Domestic team information
- 1946–1949: Dorset
- 1935–1938: Glamorgan

Career statistics
| Competition | First-class |
| Matches | 22 |
| Runs scored | 274 |
| Batting average | 10.96 |
| 100s/50s | –/1 |
| Top score | 70* |
| Balls bowled | 2,873 |
| Wickets | 52 |
| Bowling average | 32.53 |
| 5 wickets in innings | 2 |
| 10 wickets in match | – |
| Best bowling | 5/70 |
| Catches/stumpings | 6/– |
- Source: Cricinfo, 25 July 2011

= Wilf Hughes =

Welsh cricketer

David Wilfred Hughes (12 July 1910 – 21 April 1984) was a Welsh cricketer. Hughes was a right-handed batsman who bowled right-arm fast-medium. He was born in Ebbw Vale, Monmouthshire.

After studying science at Bangor University, Hughes became a teacher, taking up a teaching post in Northamptonshire. While teaching in Northamptonshire, he played club cricket for Kettering, with some success. His bowling later came to the attention of Glamorgan captain Maurice Turnbull when Glamorgan were in the county playing Northamptonshire, Turnbull being told about a Welsh cricketer who was getting "a bag of wickets every week". He was invited to Cardiff Arms Park for a trial, impressing enough to be given a contract to play in the summer holidays.
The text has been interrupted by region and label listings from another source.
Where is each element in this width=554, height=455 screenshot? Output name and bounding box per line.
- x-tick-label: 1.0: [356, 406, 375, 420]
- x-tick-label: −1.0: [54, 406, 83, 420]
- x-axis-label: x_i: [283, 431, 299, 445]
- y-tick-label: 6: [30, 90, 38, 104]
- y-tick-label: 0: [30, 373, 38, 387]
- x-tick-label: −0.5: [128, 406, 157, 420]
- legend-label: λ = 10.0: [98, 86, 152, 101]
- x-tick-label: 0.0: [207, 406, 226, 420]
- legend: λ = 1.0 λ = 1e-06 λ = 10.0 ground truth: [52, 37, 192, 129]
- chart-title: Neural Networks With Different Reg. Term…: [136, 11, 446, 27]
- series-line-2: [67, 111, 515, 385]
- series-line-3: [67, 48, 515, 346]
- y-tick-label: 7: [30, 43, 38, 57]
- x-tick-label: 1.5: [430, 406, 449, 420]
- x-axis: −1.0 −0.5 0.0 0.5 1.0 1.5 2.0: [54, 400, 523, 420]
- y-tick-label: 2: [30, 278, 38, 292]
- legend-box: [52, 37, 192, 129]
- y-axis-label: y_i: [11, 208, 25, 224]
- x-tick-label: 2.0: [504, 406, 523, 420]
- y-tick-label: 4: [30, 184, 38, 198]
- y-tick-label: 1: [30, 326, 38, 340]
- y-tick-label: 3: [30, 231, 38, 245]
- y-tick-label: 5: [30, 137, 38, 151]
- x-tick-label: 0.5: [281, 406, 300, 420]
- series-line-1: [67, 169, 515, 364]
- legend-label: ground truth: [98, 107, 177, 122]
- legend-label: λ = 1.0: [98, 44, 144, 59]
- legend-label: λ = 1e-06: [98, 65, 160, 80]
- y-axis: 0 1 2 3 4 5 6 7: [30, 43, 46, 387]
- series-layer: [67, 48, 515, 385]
His first-class debut for Glamorgan against the touring South Africans in 1935 was an eventful one. In Glamorgan's second-innings Hughes, batting at number 11, scoring a quickfire unbeaten 70 runs as he and Cyril Smart put on 131 for the tenth wicket, to help save the match for Glamorgan. One of Hughes's sixes flew right out of the ground, across the road, and in through an upstairs window of the Grand Hotel opposite.

Hughes made a further 21 first-class appearances for Glamorgan, the last of which came against Leicestershire in the 1938 County Championship. As a bowler, he formed a useful partnership with the more experienced Jack Mercer. He took 52 wickets at an average of 32.53, with best figures of 5/70. These figures, one of two five-wicket hauls he took, came against Leicestershire in 1936. A hard hitting batsman, Hughes scored 274 runs at a batting average of 10.96, with a high score of 70 not out against the South Africans.

During World War II, Hughes had an emergency commission with the rank of 2nd Lieutenant in the Royal Regiment of Artillery. He later served as an Adjutant at the Royal School of Artillery at Larkhill, Wiltshire. Following the war, he took up a teaching position in Poole, Dorset, and did not appear again for Glamorgan. While based in Poole, he played for Dorset, making his debut in the 1946 Minor Counties Championship against Buckinghamshire. He made six further Minor Counties Championship appearances for Dorset, the last of which came against Oxfordshire in 1949.

He later moved to Peterborough, Cambridgeshire, where he ended his teaching career as the headmaster of a boys' school. He died in Sarisbury Green, Hampshire, on 21 April 1984.